Ik verzoek u, enkele ogenblikken stilte in acht te nemen.

(De aanwezigen nemen enkele ogenblikken stilte in acht.)

De voorzitter:

De overige ingekomen stukken staan op een lijst, die in de zaal ter inzage ligt. Op die lijst heb ik voorstellen gedaan over de wijze van behandeling. VoorzitterAls aan het einde van de vergadering daartegen geen bezwaren zijn ingekomen, neem ik aan, dat de Kamer zich met de voorstellen heeft verenigd.

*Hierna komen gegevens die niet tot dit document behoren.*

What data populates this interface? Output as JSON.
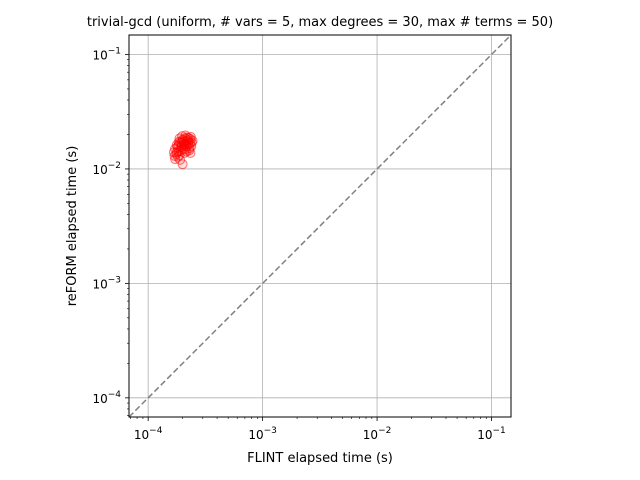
{
  "chart_data": {
    "type": "scatter",
    "title": "trivial-gcd (uniform, # vars = 5, max degrees = 30, max # terms = 50)",
    "xlabel": "FLINT elapsed time (s)",
    "ylabel": "reFORM elapsed time (s)",
    "xscale": "log",
    "yscale": "log",
    "xlim": [
      6.8e-05,
      0.148
    ],
    "ylim": [
      6.8e-05,
      0.148
    ],
    "grid": true,
    "x_ticks": [
      {
        "value": 0.0001,
        "base": "10",
        "exp": "−4"
      },
      {
        "value": 0.001,
        "base": "10",
        "exp": "−3"
      },
      {
        "value": 0.01,
        "base": "10",
        "exp": "−2"
      },
      {
        "value": 0.1,
        "base": "10",
        "exp": "−1"
      }
    ],
    "y_ticks": [
      {
        "value": 0.0001,
        "base": "10",
        "exp": "−4"
      },
      {
        "value": 0.001,
        "base": "10",
        "exp": "−3"
      },
      {
        "value": 0.01,
        "base": "10",
        "exp": "−2"
      },
      {
        "value": 0.1,
        "base": "10",
        "exp": "−1"
      }
    ],
    "reference_line": {
      "type": "y=x",
      "style": "dashed",
      "color": "#808080"
    },
    "series": [
      {
        "marker_color": "#ff0000",
        "points": [
          [
            0.000172,
            0.015
          ],
          [
            0.000178,
            0.0162
          ],
          [
            0.000185,
            0.0143
          ],
          [
            0.00019,
            0.0171
          ],
          [
            0.000195,
            0.0155
          ],
          [
            0.0002,
            0.018
          ],
          [
            0.000205,
            0.016
          ],
          [
            0.00021,
            0.0148
          ],
          [
            0.000215,
            0.0175
          ],
          [
            0.00022,
            0.0188
          ],
          [
            0.000225,
            0.0165
          ],
          [
            0.00023,
            0.0152
          ],
          [
            0.000235,
            0.0182
          ],
          [
            0.00024,
            0.017
          ],
          [
            0.000182,
            0.0128
          ],
          [
            0.000176,
            0.0135
          ],
          [
            0.00019,
            0.012
          ],
          [
            0.0002,
            0.011
          ],
          [
            0.000168,
            0.014
          ],
          [
            0.000172,
            0.0122
          ],
          [
            0.000188,
            0.0132
          ],
          [
            0.000208,
            0.0138
          ],
          [
            0.000218,
            0.0158
          ],
          [
            0.000228,
            0.0145
          ],
          [
            0.000238,
            0.0158
          ],
          [
            0.000198,
            0.0193
          ],
          [
            0.000212,
            0.0196
          ],
          [
            0.000222,
            0.0178
          ],
          [
            0.000244,
            0.0176
          ],
          [
            0.000185,
            0.0172
          ],
          [
            0.000195,
            0.0168
          ],
          [
            0.00018,
            0.0155
          ],
          [
            0.000204,
            0.0172
          ],
          [
            0.000214,
            0.0165
          ],
          [
            0.000226,
            0.0186
          ],
          [
            0.000232,
            0.0168
          ],
          [
            0.000202,
            0.015
          ],
          [
            0.000192,
            0.0145
          ],
          [
            0.000178,
            0.014
          ],
          [
            0.000216,
            0.0142
          ],
          [
            0.000234,
            0.0138
          ],
          [
            0.000188,
            0.0185
          ],
          [
            0.0002,
            0.0175
          ],
          [
            0.00021,
            0.0185
          ],
          [
            0.000224,
            0.0172
          ],
          [
            0.000184,
            0.016
          ],
          [
            0.000196,
            0.0158
          ],
          [
            0.000206,
            0.0163
          ],
          [
            0.00017,
            0.013
          ],
          [
            0.000236,
            0.019
          ]
        ]
      }
    ]
  }
}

(Deze lijst is, met de lijst van besluiten, opgenomen aan het eind van deze editie.)

De voorzitter:

Aangezien voor verschillende verdragen die ter stilzwijgende goedkeuring zijn voorgelegd en voor algemene maatregelen van bestuur die zijn voorgehangen en gedrukt onder de nummers 23908, nr. 31, en 25958 (R1617) de termijn is verstreken, stel ik vast dat wat deze Kamer betreft aan uitdrukkelijke goedkeuring van deze verdragen respectievelijk AMvB's geen behoefte bestaat.